SATU
Halo, ada cerita baru dariku. Kalau kamu mengikuti aku di Instagram, Twitter, FB ikavihara atau kita pernah berkomunikasi dengan WhatsApp 0895603879876, kamu mungkin sudah tahu alasanku kenapa aku mengunggah Just A Wedding Away padahal ceritaku yang lain, Sepasang Sepatu Untuk Ava, belum tamat XD
Selamat menikmati kisah Halmar dan Renae ya. Semoga ini bisa menemanimu selama kamu menahan diri untuk tidak berkegiatan di luar rumah. Dan semoga bisa memberikan manfaat untuk kita semua. Jangan lupa tinggalkan komentar dan berikan bintang untukku ya.
Love, Vihara
***
Tidak ada sesuatu yang abadi di dunia ini. Renae selalu memercayai itu. Setelah malam berakhir, pagi datang menggantikan. Hujan tidak terus-menerus turun. Begitu mendung selesai menjatuhkan bebannya, matahari akan kembali bersinar terang. Penderitaan yang dirasakan setiap manusia, lambat-laun akan berkurang. Bahkan bisa jadi hilang. Tetapi sayang, waktu tidak bisa menghapus kenyataan.

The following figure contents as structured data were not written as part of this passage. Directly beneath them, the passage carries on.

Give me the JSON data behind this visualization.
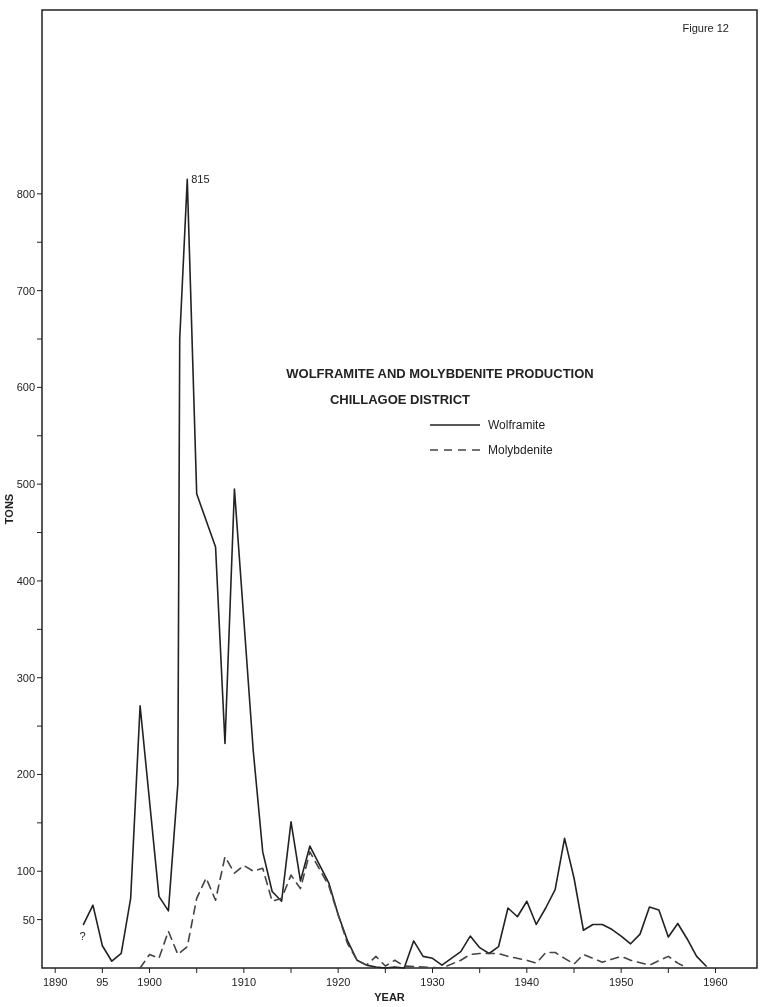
{
  "chart_data": {
    "type": "line",
    "title": "WOLFRAMITE AND MOLYBDENITE PRODUCTION",
    "subtitle": "CHILLAGOE DISTRICT",
    "xlabel": "YEAR",
    "ylabel": "TONS",
    "annotations": [
      "Figure 12",
      {
        "text": "815",
        "x": 1904,
        "y": 815
      },
      {
        "text": "?",
        "x": 1893,
        "y": 45
      }
    ],
    "xlim": [
      1888.6,
      1964.4
    ],
    "ylim": [
      0,
      990
    ],
    "xticks": [
      1890,
      {
        "value": 1895,
        "label": "95"
      },
      1900,
      {
        "value": 1905,
        "label": null
      },
      1910,
      {
        "value": 1915,
        "label": null
      },
      1920,
      {
        "value": 1925,
        "label": null
      },
      1930,
      {
        "value": 1935,
        "label": null
      },
      1940,
      {
        "value": 1945,
        "label": null
      },
      1950,
      {
        "value": 1955,
        "label": null
      },
      1960
    ],
    "yticks": [
      50,
      100,
      {
        "value": 150,
        "label": null
      },
      200,
      {
        "value": 250,
        "label": null
      },
      300,
      {
        "value": 350,
        "label": null
      },
      400,
      {
        "value": 450,
        "label": null
      },
      500,
      {
        "value": 550,
        "label": null
      },
      600,
      {
        "value": 650,
        "label": null
      },
      700,
      {
        "value": 750,
        "label": null
      },
      800
    ],
    "grid": false,
    "legend": "top right",
    "marker": "none",
    "series": [
      {
        "name": "Wolframite",
        "color": "#222222",
        "line_style": "solid",
        "x": [
          1893,
          1894,
          1895,
          1896,
          1897,
          1898,
          1899,
          1901,
          1902,
          1903,
          1903.2,
          1904,
          1905,
          1907,
          1908,
          1909,
          1911,
          1912,
          1913,
          1914,
          1915,
          1916,
          1917,
          1919,
          1920,
          1921,
          1922,
          1923,
          1924,
          1925,
          1926,
          1927,
          1928,
          1929,
          1930,
          1931,
          1933,
          1934,
          1935,
          1936,
          1937,
          1938,
          1939,
          1940,
          1941,
          1942,
          1943,
          1944,
          1945,
          1946,
          1947,
          1948,
          1949,
          1950,
          1951,
          1952,
          1953,
          1954,
          1955,
          1956,
          1957,
          1958,
          1959
        ],
        "values": [
          45,
          65,
          23,
          7,
          15,
          72,
          271,
          74,
          59,
          190,
          650,
          815,
          490,
          435,
          232,
          495,
          224,
          120,
          79,
          69,
          151,
          90,
          126,
          88,
          55,
          28,
          8,
          3,
          1,
          0,
          1,
          0,
          28,
          12,
          10,
          3,
          17,
          33,
          21,
          15,
          22,
          62,
          53,
          69,
          45,
          62,
          81,
          134,
          93,
          39,
          45,
          45,
          40,
          33,
          25,
          35,
          63,
          60,
          32,
          46,
          30,
          12,
          2
        ]
      },
      {
        "name": "Molybdenite",
        "color": "#444444",
        "line_style": "dashed",
        "x": [
          1899,
          1900,
          1901,
          1902,
          1903,
          1904,
          1905,
          1906,
          1907,
          1908,
          1909,
          1910,
          1911,
          1912,
          1913,
          1914,
          1915,
          1916,
          1917,
          1919,
          1920,
          1921,
          1922,
          1923,
          1924,
          1925,
          1926,
          1927,
          1931,
          1933,
          1934,
          1935,
          1937,
          1938,
          1940,
          1941,
          1942,
          1943,
          1944,
          1945,
          1946,
          1948,
          1950,
          1951,
          1953,
          1955,
          1956,
          1957
        ],
        "values": [
          0,
          14,
          10,
          38,
          14,
          22,
          72,
          93,
          70,
          115,
          98,
          106,
          100,
          103,
          69,
          72,
          96,
          82,
          120,
          85,
          55,
          25,
          8,
          3,
          12,
          2,
          8,
          2,
          0,
          8,
          14,
          15,
          15,
          12,
          8,
          5,
          16,
          16,
          10,
          4,
          14,
          6,
          12,
          8,
          3,
          12,
          5,
          0
        ]
      }
    ]
  }
}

Kenyataan bahwa kini Renae telah sendiri, tanpa memiliki anak dan suami, tidak akan mudah dihilangkan begitu saja dari sejarah hidupnya. Tragedi itu akan selalu menjadi bagian dirinya. Ke mana pun Renae melangkah, mau tidak mau, Renae harus selalu membawa dua kegagalan itu. Setiap mengingatnya, ulu hati Renae bagai ditusuk belati berkali-kali. Rasa sakitnya sungguh tak terperi. Bahkan Renae bersumpah, pada saat tersakit, Renae bisa melihat jiwanya tergeletak berlumuran darah. Tidak bisa bergerak. Tidak bisa berteriak.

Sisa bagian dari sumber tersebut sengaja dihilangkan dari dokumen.